2. Look for a low-risk entry point.
An Architecture Review Discovery as a first step isn’t a major financial risk. But it delivers clarity. In days, not months. And it answers the most important question: Is the problem manageable, or does a deeper intervention need?
The Discovery Workshop costs between 2,500 and 2,890 euros. That’s nothing compared to the sums you lose through years of inefficiency. And it’s not a binding long-term contract. It’s a diagnosis. Like going to a doctor: You go to find out what’s wrong. Whether and how to treat it is decided after that.
3. Use the clarity to decide.
With an honest assessment of the situation, you can make informed decisions: What can the team solve on its own? Where do you need support? And what needs to change fundamentally?

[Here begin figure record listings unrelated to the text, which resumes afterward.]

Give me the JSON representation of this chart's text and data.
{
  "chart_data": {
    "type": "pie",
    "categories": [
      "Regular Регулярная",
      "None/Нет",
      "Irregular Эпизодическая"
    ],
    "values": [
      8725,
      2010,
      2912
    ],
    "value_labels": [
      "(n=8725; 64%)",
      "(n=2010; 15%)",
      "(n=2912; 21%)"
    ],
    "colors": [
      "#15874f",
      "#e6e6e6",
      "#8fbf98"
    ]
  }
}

The key thing: You don’t have to change everything at once. In most cases, the biggest leverage points can be identified so the team can deliver noticeably more within weeks. Not through more work, but through less complexity.
A final word
You’ve already done one thing right: you took your gut feeling seriously. That’s the first and most important step.
Most companies wait too long. They hope the problem will go away on its own. That the team will figure it out. That the situation will improve if you just give it more time.
But software problems don’t solve themselves — they compound. The good news: most of these situations are fixable. Not through a year-long project, but through a clear diagnosis and a handful of targeted changes. The companies that move forward are the ones that stop guessing and start with the honest question: What’s actually going on here?
That question is answerable. And once you have the answer, you’re back in control.